The Difficulties of Monitoring Wet Meadow Restoration Projects in Central Utah
Dallin Baker1*, Wally Macfarlane2, Clint Wirick3, Jeff Adams4
1Utah State University, Logan, Utah, U.S.; dallin.baker@usu.edu
2Utah State University, Logan, Utah, U.S.; wally.macfarlane@usu.edu
3U.S. Fish and Wildlife Service, Richfield, Utah, U.S.; Clint_Wirick@fws.gov
4Terra Sophia, Moab, Utah, U.S.; jeffery@terrasophia.com
Wet meadows are an important habitat for wildlife such as birds, insects, ungulates, and fish. These habitats are often degraded throughout the western U.S. due to factors such as drought, cattle grazing, and human development. In addition to disappearing completely, wet meadows commonly experience erosional impacts when intensive land use occurs, including channelization, incision, headcut formation, and reduced sediment input. These processes decrease the inundated area, wetland vegetation, and overall habitat quality. To address these issues, we have been restoring wet meadows in central Utah by building rock dam structures (Zeedyk structures) that slow water, capture sediment, and spread flow laterally. These structures have been effective at increasing inundation, drowning out upland vegetation, and creating more suitable habitat for wetland vegetation and wildlife.
Monitoring wet meadow restoration projects with remote methods comes with unique challenges, though. Drone-collected imagery is useful for capturing inundated area and changes in vegetation type and cover, but the ephemeral nature of wet meadows makes monitoring these response variables unpredictable. Unlike perennial streams, which tend to have more stable flow, wet meadows may remain inundated all year or dry up by mid-summer, making it difficult to determine the best timing for data collection. The increasing drought in central Utah has made this even more challenging by limiting the ability to detect meaningful changes in both inundation and vegetation.

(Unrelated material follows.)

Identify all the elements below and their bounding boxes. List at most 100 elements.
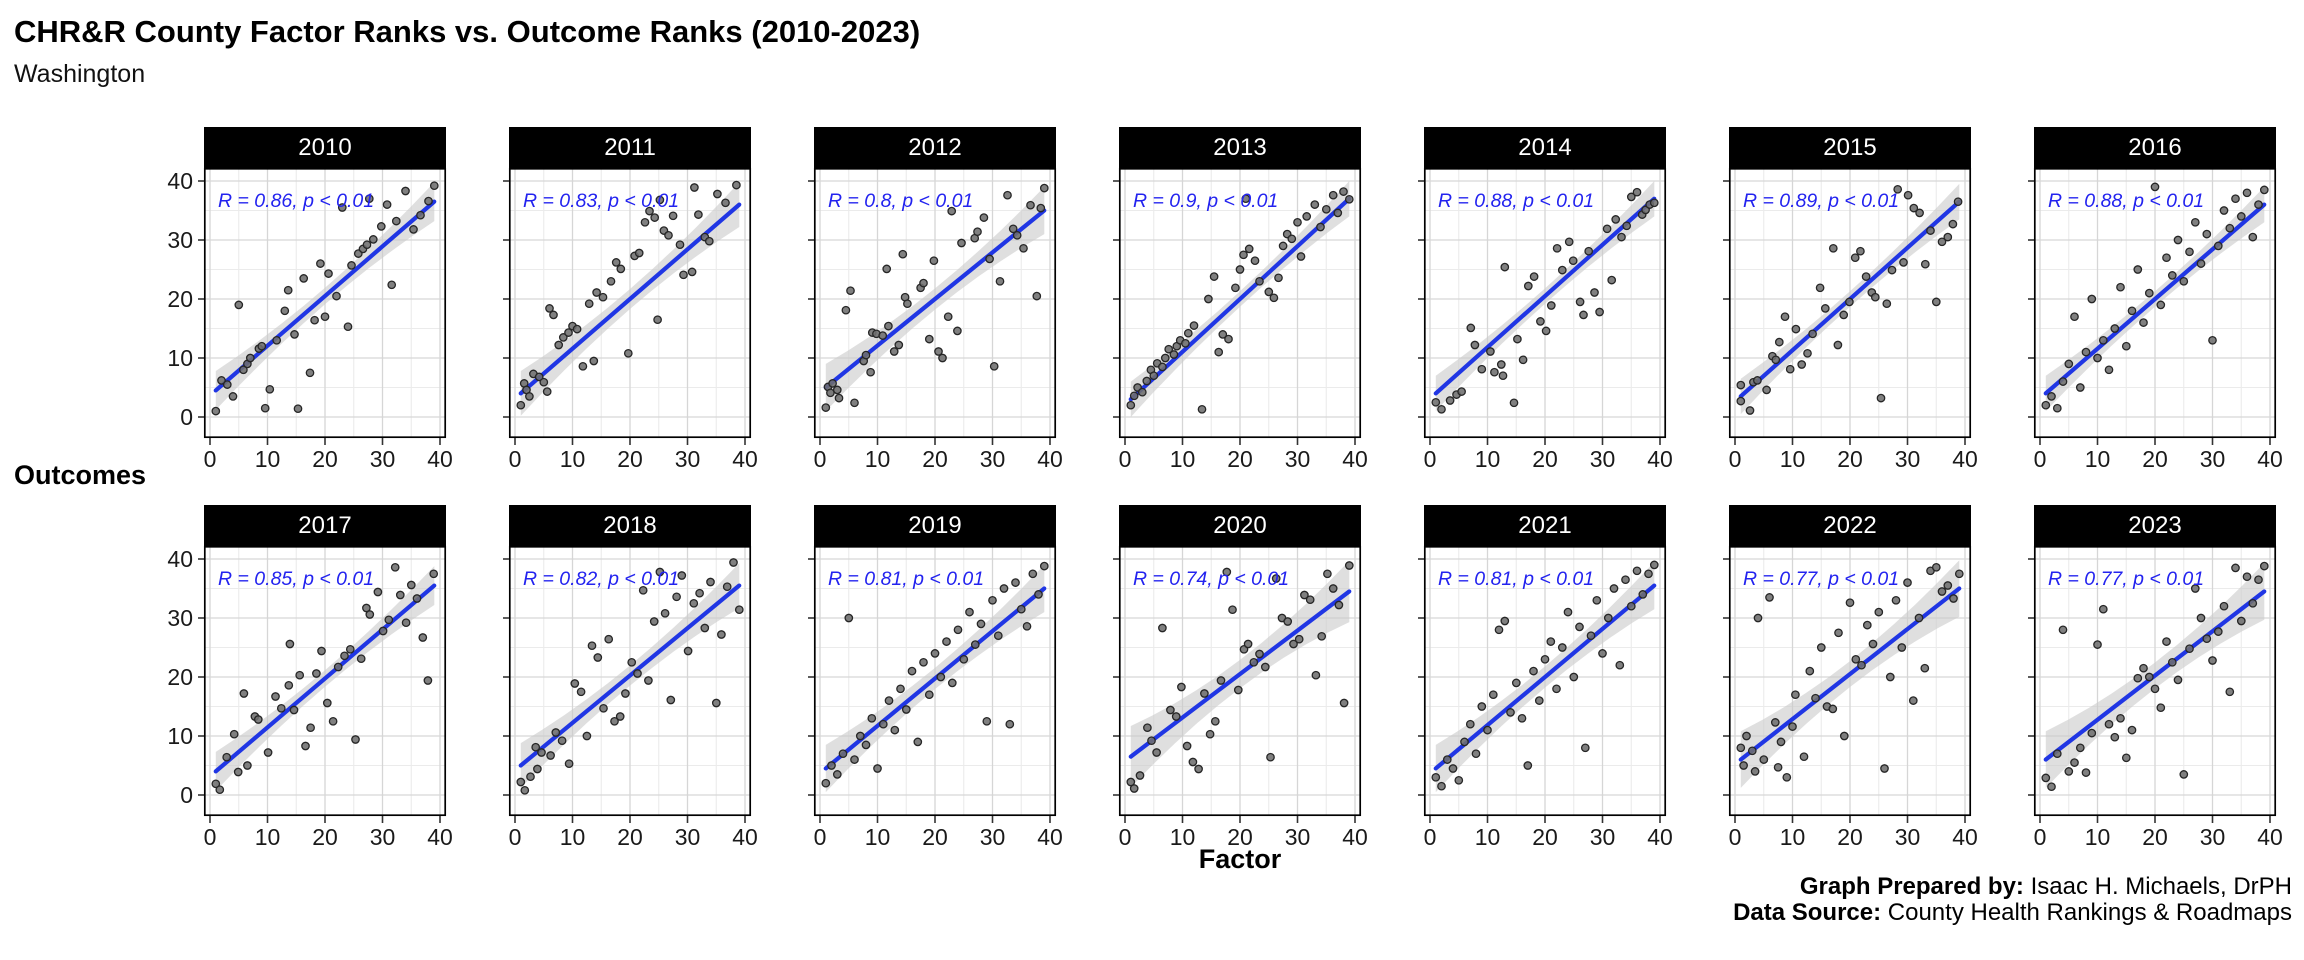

Despite these difficulties, there is still valuable data that we can collect to inform restoration activities and improve monitoring methods. In particular, focusing on overflow areas where upland vegetation is drowned out, and focusing on how each structure affects flow has shown promise as reliable indicators. Moving forward, it will also be necessary to incorporate ground-based monitoring, especially for structure condition and geomorphic responses. This will complement the remote-based approach and provide a more complete understanding of restoration outcomes.